Severe hypertension can cause symptoms such as : Headache, sleepiness, confusion, coma.
What complications are caused by high blood pressure?
- Atherosclerosis : narrowing of the arteries.
- Stroke : Haemorrhage or blood clot in the brain.
- Aneurysm : dangerous expansion of the main artery either in the chest or the abdomen, which becomes weakened and may rupture.
- Heart attack
- Heart failure: reduced pumping ability
- Kidney failure
- Eye damage
What factors increase the risk of hypertension?
Anyone can suffer from high blood pressure, but certain factors can seriously aggravate hypertension and increase the risk of complications:
- A tendency in the family to suffer hypertension
- Diabetes Type 1 or Type 2
- Kidney diseases
- High alcohol intake
- Excessive salt intake
- Lack of exercise
- Certain medications, such as steroids
What can I do?
It is a good idea for every adult near or past middle age to know their Body mass index, blood pressure and cholesterol levels. You should also have regular blood pressure tests if there is a family tendency for hypertension. This way, treatment can be started before any complications arise.
Change your lifestyle:
- Stop smoking
- Lose weight
- Exercise regularly- at least 30 mins or more on most, preferably all days of the week.
- Cut down on alcohol- aiming for less than 21 units a week for men, 14 units a week for women
- Eat a varied diet
- Avoid all salt in food
- Reduce stress
These changes will lower blood pressure- to reduce your risk of developing the condition in the first place or to treat hypertension.
If your blood pressure requires medical treatment, you will probably have to take medicine on a regular basis.

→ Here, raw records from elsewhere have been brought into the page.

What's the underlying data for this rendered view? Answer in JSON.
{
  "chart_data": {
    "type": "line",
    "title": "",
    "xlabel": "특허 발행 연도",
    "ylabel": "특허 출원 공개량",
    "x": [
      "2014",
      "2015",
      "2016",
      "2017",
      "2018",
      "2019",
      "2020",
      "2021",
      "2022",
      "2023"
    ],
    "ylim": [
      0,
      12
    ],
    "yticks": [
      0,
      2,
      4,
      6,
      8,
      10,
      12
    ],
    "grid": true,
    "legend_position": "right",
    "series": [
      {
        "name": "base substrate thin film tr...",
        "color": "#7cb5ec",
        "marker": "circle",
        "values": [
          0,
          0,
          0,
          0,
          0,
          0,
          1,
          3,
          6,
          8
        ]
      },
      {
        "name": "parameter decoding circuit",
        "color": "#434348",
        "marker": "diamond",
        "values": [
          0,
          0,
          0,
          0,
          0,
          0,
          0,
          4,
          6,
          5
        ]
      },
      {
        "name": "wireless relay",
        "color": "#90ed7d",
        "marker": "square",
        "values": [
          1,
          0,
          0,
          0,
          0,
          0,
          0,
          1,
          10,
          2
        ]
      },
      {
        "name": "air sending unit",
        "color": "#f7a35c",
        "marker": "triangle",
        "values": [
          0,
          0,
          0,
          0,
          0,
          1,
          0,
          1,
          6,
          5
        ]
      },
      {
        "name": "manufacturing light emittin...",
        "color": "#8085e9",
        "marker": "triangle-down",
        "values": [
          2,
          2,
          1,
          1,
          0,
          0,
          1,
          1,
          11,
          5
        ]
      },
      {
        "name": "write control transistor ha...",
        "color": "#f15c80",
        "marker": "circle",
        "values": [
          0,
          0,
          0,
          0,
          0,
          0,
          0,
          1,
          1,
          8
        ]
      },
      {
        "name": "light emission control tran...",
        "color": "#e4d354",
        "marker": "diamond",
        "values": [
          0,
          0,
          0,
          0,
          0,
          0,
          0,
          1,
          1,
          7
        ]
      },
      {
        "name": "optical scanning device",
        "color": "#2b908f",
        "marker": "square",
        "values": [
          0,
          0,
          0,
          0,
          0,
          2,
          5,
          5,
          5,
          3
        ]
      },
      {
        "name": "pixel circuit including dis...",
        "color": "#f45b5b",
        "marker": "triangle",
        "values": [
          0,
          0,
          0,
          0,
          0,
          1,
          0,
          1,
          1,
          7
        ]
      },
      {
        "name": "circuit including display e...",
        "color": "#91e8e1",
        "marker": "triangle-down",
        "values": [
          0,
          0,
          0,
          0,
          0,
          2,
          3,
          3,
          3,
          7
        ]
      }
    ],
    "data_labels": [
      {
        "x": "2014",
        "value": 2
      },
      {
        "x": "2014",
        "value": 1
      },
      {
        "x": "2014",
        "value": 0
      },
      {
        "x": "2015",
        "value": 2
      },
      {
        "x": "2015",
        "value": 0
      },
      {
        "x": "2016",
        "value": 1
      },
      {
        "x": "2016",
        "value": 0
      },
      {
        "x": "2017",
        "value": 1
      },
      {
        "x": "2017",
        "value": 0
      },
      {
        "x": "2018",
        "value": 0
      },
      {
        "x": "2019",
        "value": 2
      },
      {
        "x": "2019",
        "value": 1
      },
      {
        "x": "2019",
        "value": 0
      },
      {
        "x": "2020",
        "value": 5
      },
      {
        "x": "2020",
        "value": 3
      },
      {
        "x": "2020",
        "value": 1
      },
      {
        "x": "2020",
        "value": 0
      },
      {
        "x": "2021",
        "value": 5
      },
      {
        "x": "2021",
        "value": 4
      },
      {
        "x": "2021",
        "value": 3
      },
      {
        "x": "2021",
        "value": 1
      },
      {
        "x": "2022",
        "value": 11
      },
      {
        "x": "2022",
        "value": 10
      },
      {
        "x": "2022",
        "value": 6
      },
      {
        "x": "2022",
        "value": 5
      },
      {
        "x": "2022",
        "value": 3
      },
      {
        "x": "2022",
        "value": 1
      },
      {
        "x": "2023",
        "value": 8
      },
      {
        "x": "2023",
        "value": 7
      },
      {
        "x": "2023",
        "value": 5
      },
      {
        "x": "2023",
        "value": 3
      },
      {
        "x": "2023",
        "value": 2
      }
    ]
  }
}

Which medicines are used to treat hypertension?
- Ace inhibitors stop the production of a hormone called angiotensin II that makes the blood vessels narrow. As a result, the vessels expand, improving blood flow and reducing blood pressure.
- Angiotensin- II receptor antagonists work in a similar way to ACE inhibitors. But instead of stopping the production of angiotensin II, they block its action. This allows the blood vessels to expand, improving blood flow and reducing blood pressure.
- Beta-blockers block the effect of the hormone adrenaline and the sympathetic nervous system on the body. This relaxes the heart so that it beats more slowly, lowering the blood pressure.
- Alpha-blockers cause the blood vessels to relax and widen.
- Calcium-channel blockers reduce muscle tension in the arteries, expanding them and creating more room for the blood flow. In addition, they slightly relax the heart muscle so it beats more slowly, reducing blood pressure.
- Diuretics help the body get rid of excess salt and fluids via the kidneys. In addition in certain cases they relax blood vessels, reducing the strain on your circulation.
An important factor in determining the danger of high blood pressure is your cholesterol- a high cholesterol increases the sensitivity of the arteries to high blood pressure and makes them more likely to be damaged.
This means when treating blood pressure, it’s crucial to know what the cholesterol is- and if it is raised to bring it down.
Whilst diet, exercise, ideal weight and regular exercise are all important in reducing cholesterol, most people with high blood pressure and normal or high cholesterol also need a cholesterol lowering drug, such as a statin.